ESX/ESXi supports IP hash teaming on a single physical switch only: This one can be a real deal-breaker for some. Because etherchannel bonding is usually only supported on a single switch, it may not be possible to distribute the uplinks across multiple physical switches for redundancy. There are some exceptions to this rule as some ‘stacked’ switches, or modular switches with a common backplane support etherchannel across physical switches or modules. Cisco’s VPC (virtual port channel) technology can also address this on supported switches. Consult with your hardware vendor for your options.

ESX/ESXi supports only 802.3ad link aggregation in ‘Static’ mode: This is also referred to as ‘Mode On’ in the Cisco world. This means that LACP (link aggregation control protocol) cannot be used. The only exception is with a vNetwork Distributed Switch in vSphere 5.1, and with the Cisco Nexus 1000V. If you are using vNetwork Standard Switches, you must use a static etherchannel.

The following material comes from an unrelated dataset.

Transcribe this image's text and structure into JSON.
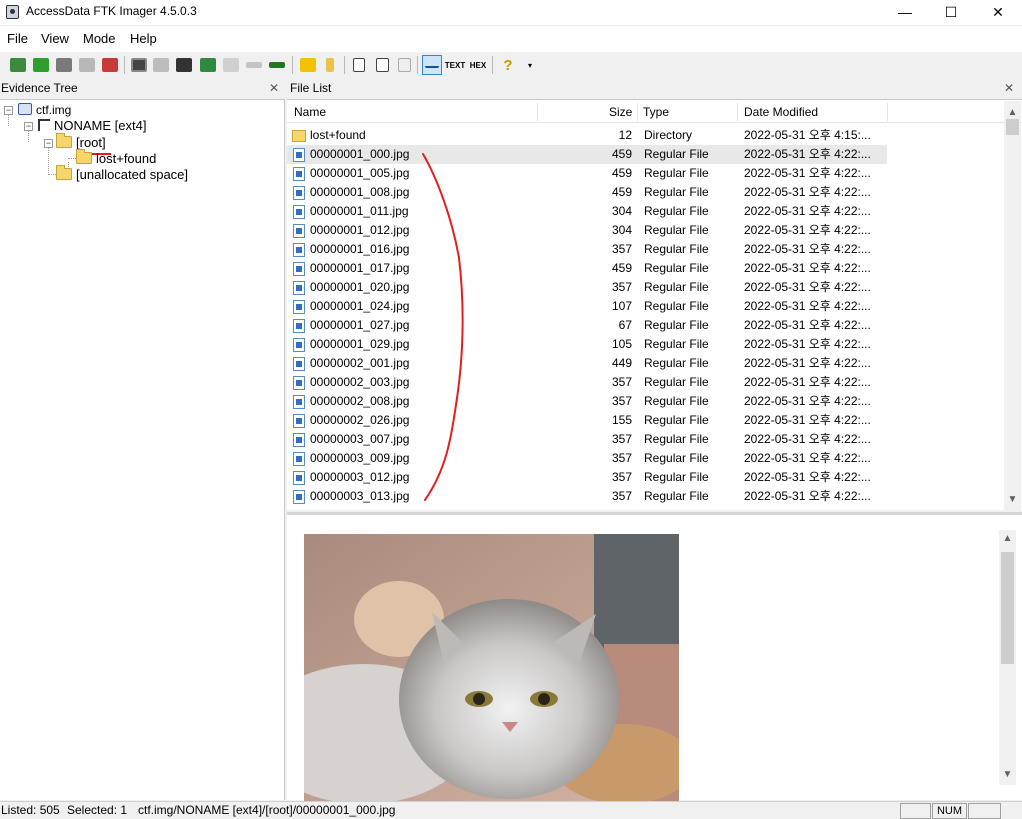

Beacon Probing is not supported with IP hash: Only link status can be used as a failure detection method with an IP hash team. This may not be desirable in some situations.

An Example

Let’s walk through another fictitious example of a network teaming problem. Below is the problem definition we’ll be working off of today:

“I’m seeing very odd behavior from one of my hosts! Each virtual machine can’t ping different sets of devices on the physical network. If I try to ping a device, it may work from some virtual machines, but not from others. Connectivity is all over the place. I can’t make heads or tails of this! Help!”

Well this certainly sounds very odd – why are some devices accessible while others are not? And to make matters even more confusing, things that don’t work from one VM work fine from another and vice versa.

Let’s have a quick look at the vSwitch configuration on the host having a problem:

We’ve got three physical adapters associated with a simple virtual machine port group. Let’s have a look at the teaming configuration to determine the load balancing type employed:

And sure enough, Route based on IP hash is being employed as the load balancing method. With this very limited amount of information we can determine quite a bit about how the environment should be configured. We know the following:

  1. All three physical switch ports associated with vmnic1, vmnic2 and vmnic3 should be configured identically and should be part of a static etherchannel bond. Since this is a vNetwork Standard Switch, LACP should not be used.
  2. No VLAN tag is defined for the port group, so this tells us that we’re not employing VST (virtual switch tagging) and that the switch should not be configured for 802.1q VLAN trunking on the etherchannel bond. It should be configured for ‘access’ mode.
  3. The five virtual machines in the vSwitch will be balancing their traffic across all three network adapters based on source and destination IP addresses. The host will perform a mathematical calculation to determine which adapter to use.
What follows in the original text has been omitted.